L’hormonothérapie est aujourd’hui l’un des traitements les plus utilisés contre les cancers du sein hormonodépendants, qui représentent environ 70 % des cas. Son objectif est clair : empêcher les cellules cancéreuses de se nourrir des hormones féminines pour ralentir leur croissance et limiter les risques de récidive.
Mais malgré son efficacité reconnue, de nombreuses patientes peinent à supporter certains effets secondaires parfois très lourds au quotidien. Bouffées de chaleur, sueurs nocturnes, fatigue ou troubles de l’humeur poussent même certaines femmes à interrompre leur traitement avant la fin.
Une nouvelle étude menée en Suède ouvre pourtant une piste encourageante : un dérivé du tamoxifène administré à très faible dose pourrait offrir une efficacité similaire avec une meilleure tolérance.
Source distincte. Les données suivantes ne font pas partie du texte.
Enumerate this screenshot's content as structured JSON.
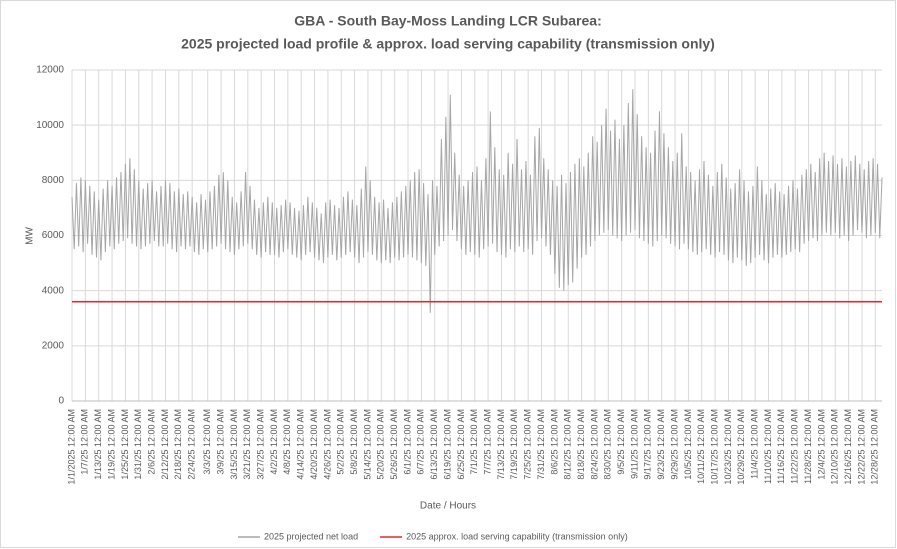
{
  "chart_data": {
    "type": "line",
    "title": [
      "GBA - South Bay-Moss Landing LCR Subarea:",
      "2025 projected load profile & approx. load serving capability (transmission only)"
    ],
    "xlabel": "Date / Hours",
    "ylabel": "MW",
    "ylim": [
      0,
      12000
    ],
    "yticks": [
      0,
      2000,
      4000,
      6000,
      8000,
      10000,
      12000
    ],
    "grid": true,
    "legend": "bottom",
    "categories": [
      "1/1/2025 12:00 AM",
      null,
      null,
      null,
      null,
      null,
      "1/7/25 12:00 AM",
      null,
      null,
      null,
      null,
      null,
      "1/13/25 12:00 AM",
      null,
      null,
      null,
      null,
      null,
      "1/19/25 12:00 AM",
      null,
      null,
      null,
      null,
      null,
      "1/25/25 12:00 AM",
      null,
      null,
      null,
      null,
      null,
      "1/31/25 12:00 AM",
      null,
      null,
      null,
      null,
      null,
      "2/6/25 12:00 AM",
      null,
      null,
      null,
      null,
      null,
      "2/12/25 12:00 AM",
      null,
      null,
      null,
      null,
      null,
      "2/18/25 12:00 AM",
      null,
      null,
      null,
      null,
      null,
      "2/24/25 12:00 AM",
      null,
      null,
      null,
      null,
      null,
      null,
      "3/3/25 12:00 AM",
      null,
      null,
      null,
      null,
      null,
      "3/9/25 12:00 AM",
      null,
      null,
      null,
      null,
      null,
      "3/15/25 12:00 AM",
      null,
      null,
      null,
      null,
      null,
      "3/21/25 12:00 AM",
      null,
      null,
      null,
      null,
      null,
      "3/27/25 12:00 AM",
      null,
      null,
      null,
      null,
      null,
      "4/2/25 12:00 AM",
      null,
      null,
      null,
      null,
      null,
      "4/8/25 12:00 AM",
      null,
      null,
      null,
      null,
      null,
      "4/14/25 12:00 AM",
      null,
      null,
      null,
      null,
      null,
      "4/20/25 12:00 AM",
      null,
      null,
      null,
      null,
      null,
      "4/26/25 12:00 AM",
      null,
      null,
      null,
      null,
      null,
      "5/2/25 12:00 AM",
      null,
      null,
      null,
      null,
      null,
      "5/8/25 12:00 AM",
      null,
      null,
      null,
      null,
      null,
      "5/14/25 12:00 AM",
      null,
      null,
      null,
      null,
      null,
      "5/20/25 12:00 AM",
      null,
      null,
      null,
      null,
      null,
      "5/26/25 12:00 AM",
      null,
      null,
      null,
      null,
      null,
      "6/1/25 12:00 AM",
      null,
      null,
      null,
      null,
      null,
      "6/7/25 12:00 AM",
      null,
      null,
      null,
      null,
      null,
      "6/13/25 12:00 AM",
      null,
      null,
      null,
      null,
      null,
      "6/19/25 12:00 AM",
      null,
      null,
      null,
      null,
      null,
      "6/25/25 12:00 AM",
      null,
      null,
      null,
      null,
      null,
      "7/1/25 12:00 AM",
      null,
      null,
      null,
      null,
      null,
      "7/7/25 12:00 AM",
      null,
      null,
      null,
      null,
      null,
      "7/13/25 12:00 AM",
      null,
      null,
      null,
      null,
      null,
      "7/19/25 12:00 AM",
      null,
      null,
      null,
      null,
      null,
      "7/25/25 12:00 AM",
      null,
      null,
      null,
      null,
      null,
      "7/31/25 12:00 AM",
      null,
      null,
      null,
      null,
      null,
      "8/6/25 12:00 AM",
      null,
      null,
      null,
      null,
      null,
      "8/12/25 12:00 AM",
      null,
      null,
      null,
      null,
      null,
      "8/18/25 12:00 AM",
      null,
      null,
      null,
      null,
      null,
      "8/24/25 12:00 AM",
      null,
      null,
      null,
      null,
      null,
      "8/30/25 12:00 AM",
      null,
      null,
      null,
      null,
      null,
      "9/5/25 12:00 AM",
      null,
      null,
      null,
      null,
      null,
      "9/11/25 12:00 AM",
      null,
      null,
      null,
      null,
      null,
      "9/17/25 12:00 AM",
      null,
      null,
      null,
      null,
      null,
      "9/23/25 12:00 AM",
      null,
      null,
      null,
      null,
      null,
      "9/29/25 12:00 AM",
      null,
      null,
      null,
      null,
      null,
      "10/5/25 12:00 AM",
      null,
      null,
      null,
      null,
      null,
      "10/11/25 12:00 AM",
      null,
      null,
      null,
      null,
      null,
      "10/17/25 12:00 AM",
      null,
      null,
      null,
      null,
      null,
      "10/23/25 12:00 AM",
      null,
      null,
      null,
      null,
      null,
      "10/29/25 12:00 AM",
      null,
      null,
      null,
      null,
      null,
      "11/4/25 12:00 AM",
      null,
      null,
      null,
      null,
      null,
      "11/10/25 12:00 AM",
      null,
      null,
      null,
      null,
      null,
      "11/16/25 12:00 AM",
      null,
      null,
      null,
      null,
      null,
      "11/22/25 12:00 AM",
      null,
      null,
      null,
      null,
      null,
      "11/28/25 12:00 AM",
      null,
      null,
      null,
      null,
      null,
      "12/4/25 12:00 AM",
      null,
      null,
      null,
      null,
      null,
      "12/10/25 12:00 AM",
      null,
      null,
      null,
      null,
      null,
      "12/16/25 12:00 AM",
      null,
      null,
      null,
      null,
      null,
      "12/22/25 12:00 AM",
      null,
      null,
      null,
      null,
      null,
      "12/28/25 12:00 AM",
      null,
      null,
      null
    ],
    "series": [
      {
        "name": "2025 projected net load",
        "color": "#a6a6a6",
        "values": [
          7400,
          5500,
          7900,
          5600,
          8100,
          5400,
          8000,
          5700,
          7800,
          5300,
          7600,
          5200,
          7300,
          5100,
          7700,
          5400,
          8000,
          5600,
          7800,
          5500,
          8100,
          5700,
          8300,
          5800,
          8600,
          5900,
          8800,
          5700,
          8400,
          5600,
          8000,
          5500,
          7700,
          5600,
          7900,
          5700,
          8000,
          5800,
          7600,
          5600,
          7800,
          5600,
          8000,
          5700,
          7900,
          5500,
          7600,
          5400,
          7700,
          5600,
          7500,
          5500,
          7600,
          5600,
          7400,
          5400,
          7200,
          5300,
          7500,
          5500,
          7300,
          5400,
          7600,
          5500,
          7800,
          5600,
          8200,
          5700,
          8300,
          5500,
          8000,
          5400,
          7400,
          5300,
          7200,
          5500,
          7600,
          5600,
          8300,
          5700,
          7800,
          5500,
          7300,
          5300,
          7000,
          5200,
          7200,
          5400,
          7400,
          5300,
          7200,
          5300,
          7000,
          5200,
          7100,
          5400,
          7300,
          5500,
          7200,
          5300,
          7000,
          5200,
          6900,
          5100,
          7100,
          5300,
          7400,
          5400,
          7200,
          5200,
          7000,
          5100,
          6800,
          5000,
          7200,
          5200,
          7300,
          5300,
          7100,
          5100,
          7000,
          5200,
          7400,
          5300,
          7600,
          5400,
          7300,
          5200,
          7100,
          5000,
          7700,
          5200,
          8500,
          5400,
          8000,
          5300,
          7400,
          5100,
          7200,
          5000,
          7300,
          5100,
          7000,
          5000,
          7200,
          5200,
          7400,
          5100,
          7600,
          5200,
          7800,
          5300,
          8000,
          5200,
          8300,
          5100,
          8400,
          5000,
          7900,
          4900,
          7500,
          3200,
          8000,
          5300,
          7800,
          5600,
          9500,
          5800,
          10300,
          6000,
          11100,
          6200,
          9000,
          5800,
          8200,
          5500,
          7800,
          5300,
          8000,
          5400,
          8300,
          5300,
          8500,
          5200,
          8000,
          5500,
          8800,
          5600,
          10500,
          5700,
          9200,
          5400,
          8400,
          5300,
          8200,
          5200,
          9000,
          5500,
          8600,
          5400,
          9500,
          5600,
          8400,
          5400,
          8700,
          5500,
          8200,
          5300,
          9600,
          5800,
          9900,
          5900,
          8800,
          5600,
          8400,
          5300,
          8000,
          4600,
          7800,
          4100,
          8200,
          4000,
          7900,
          4200,
          8300,
          4300,
          8600,
          4800,
          8800,
          5200,
          8500,
          5300,
          9000,
          5600,
          9600,
          5800,
          9400,
          6000,
          10000,
          6100,
          10600,
          6200,
          9800,
          6000,
          10200,
          5900,
          9500,
          5800,
          10000,
          6000,
          10800,
          6100,
          11300,
          6200,
          10400,
          5900,
          9600,
          5800,
          9200,
          5700,
          9000,
          5600,
          9800,
          5800,
          10500,
          6000,
          9700,
          5900,
          9200,
          5700,
          8700,
          5600,
          9000,
          5500,
          9700,
          5700,
          8500,
          5500,
          8300,
          5400,
          8000,
          5300,
          8400,
          5400,
          8700,
          5500,
          8200,
          5300,
          7800,
          5200,
          8300,
          5400,
          8600,
          5300,
          8100,
          5100,
          7700,
          5000,
          7900,
          5200,
          8400,
          5100,
          8000,
          4900,
          7600,
          5000,
          7800,
          5200,
          8500,
          5300,
          8000,
          5100,
          7500,
          5000,
          7700,
          5200,
          7900,
          5300,
          7600,
          5200,
          7500,
          5300,
          7800,
          5400,
          8000,
          5500,
          7700,
          5400,
          8200,
          5700,
          8400,
          5800,
          8600,
          5900,
          8300,
          5800,
          8800,
          6000,
          9000,
          6100,
          8700,
          6000,
          8900,
          6100,
          8600,
          5900,
          8800,
          6000,
          8500,
          5800,
          8700,
          6000,
          8900,
          6200,
          8600,
          6100,
          8400,
          5900,
          8700,
          6000,
          8800,
          6100,
          8600,
          5900,
          8100
        ]
      },
      {
        "name": "2025 approx. load serving  capability (transmission only)",
        "color": "#e8262a",
        "value": 3600
      }
    ]
  }
}
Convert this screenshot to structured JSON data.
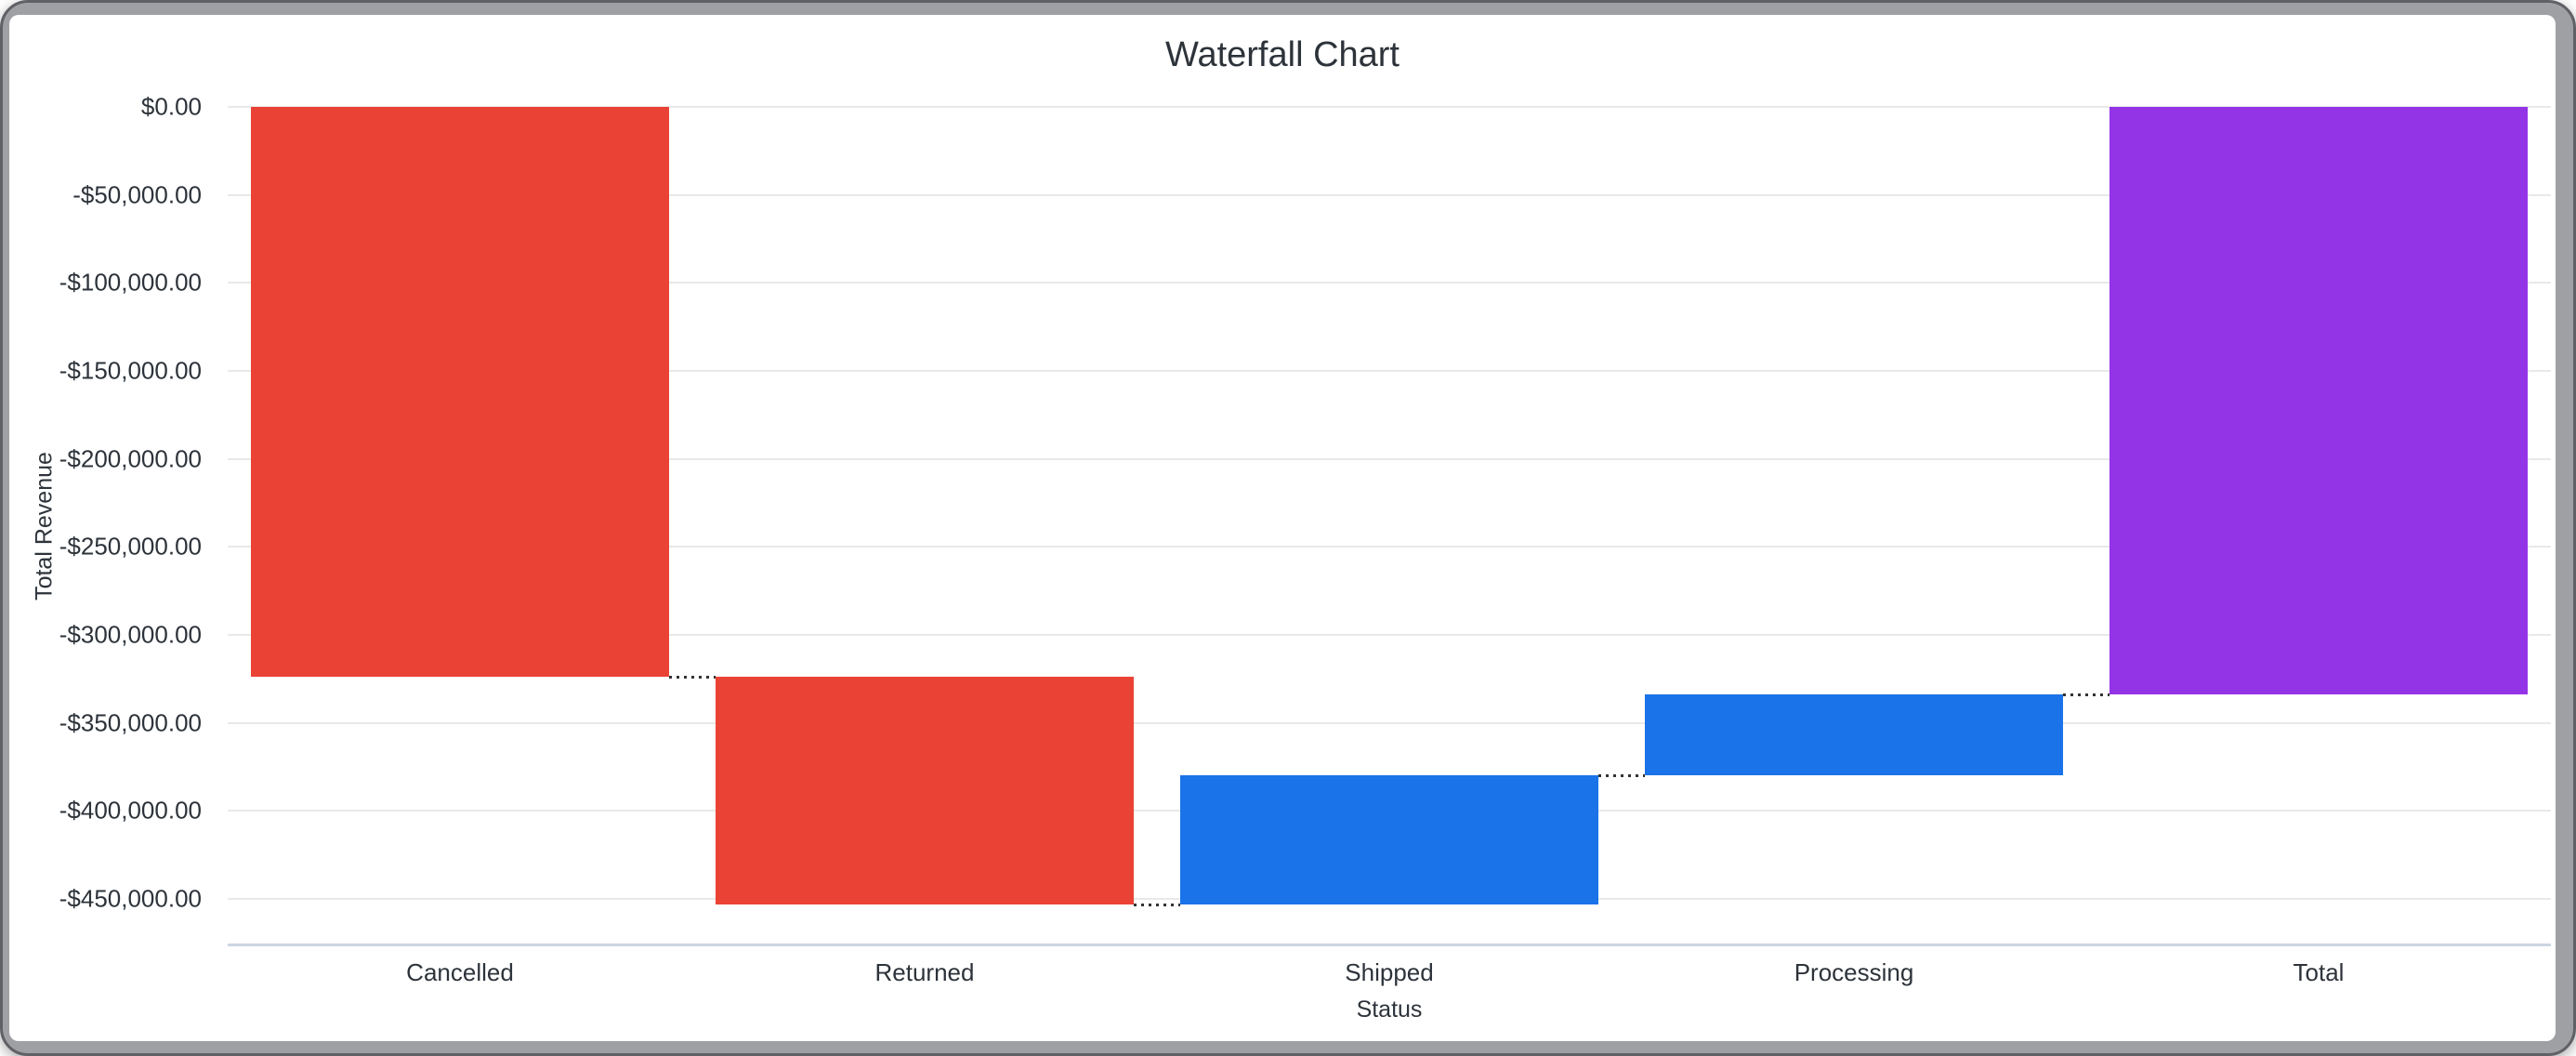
{
  "window": {
    "frame_color": "#9fa0a4",
    "frame_edge_color": "#606166",
    "card_background": "#ffffff"
  },
  "chart_data": {
    "type": "bar",
    "subtype": "waterfall",
    "title": "Waterfall Chart",
    "xlabel": "Status",
    "ylabel": "Total Revenue",
    "categories": [
      "Cancelled",
      "Returned",
      "Shipped",
      "Processing",
      "Total"
    ],
    "values": [
      -324000,
      -129500,
      73500,
      46000,
      -334000
    ],
    "bar_roles": [
      "decrease",
      "decrease",
      "increase",
      "increase",
      "total"
    ],
    "cumulative_end": [
      -324000,
      -453500,
      -380000,
      -334000,
      -334000
    ],
    "ylim": [
      -476000,
      0
    ],
    "y_ticks": [
      {
        "label": "$0.00",
        "value": 0
      },
      {
        "label": "-$50,000.00",
        "value": -50000
      },
      {
        "label": "-$100,000.00",
        "value": -100000
      },
      {
        "label": "-$150,000.00",
        "value": -150000
      },
      {
        "label": "-$200,000.00",
        "value": -200000
      },
      {
        "label": "-$250,000.00",
        "value": -250000
      },
      {
        "label": "-$300,000.00",
        "value": -300000
      },
      {
        "label": "-$350,000.00",
        "value": -350000
      },
      {
        "label": "-$400,000.00",
        "value": -400000
      },
      {
        "label": "-$450,000.00",
        "value": -450000
      }
    ],
    "colors": {
      "decrease": "#EA4335",
      "increase": "#1A73E8",
      "total": "#9334E6"
    },
    "gridline_color": "#e9e9e9",
    "axis_line_color": "#ccd5e2",
    "connector_color": "#333333",
    "text_color": "#2d333a",
    "grid": true,
    "legend": "none",
    "connector_style": "dotted"
  }
}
Un traitement dérivé du tamoxifène
Depuis plus de quarante ans, le tamoxifène est utilisé dans la prise en charge du cancer du sein hormonodépendant. Ce médicament agit en bloquant l’action des œstrogènes sur les cellules cancéreuses.
Les chercheurs du Karolinska Institutet se sont intéressés à une substance appelée endoxifène. Il s’agit du principal métabolite actif du tamoxifène, autrement dit la forme réellement active produite par l’organisme après la prise du médicament.
L’idée des scientifiques était simple : utiliser directement cette molécule active, mais à très faible dose, afin de conserver les bénéfices thérapeutiques tout en réduisant les effets indésirables.
Une étude menée sur 240 femmes
Pour tester cette approche, les chercheurs ont suivi 240 femmes préménopausées âgées de 40 à 55 ans.
Pendant six mois, les participantes ont reçu soit :
- un placebo ;
- 1 mg d’endoxifène par jour ;
- ou 2 mg d’endoxifène quotidiennement.
Les scientifiques ont ensuite observé l’évolution de la densité mammaire grâce à la mammographie. Ce critère est particulièrement surveillé, car une densité mammaire élevée est considérée comme un facteur de risque du cancer du sein.
Des résultats prometteurs à faible dose
Les résultats de l’étude montrent une diminution moyenne de la densité mammaire de :
- 19 % avec 1 mg d’endoxifène ;
- 26 % avec 2 mg.
À titre de comparaison, le tamoxifène classique à 20 mg réduit généralement cette densité d’environ 18,5 %.
Autrement dit, une micro-dose d’endoxifène semble produire un effet biologique comparable à celui du traitement standard.
Les chercheurs soulignent également un autre point important : la dose de 1 mg présente un profil de sécurité proche du placebo, avec beaucoup moins d’effets secondaires signalés.
En revanche, à 2 mg, certaines participantes ont davantage souffert de bouffées de chaleur et de sueurs nocturnes.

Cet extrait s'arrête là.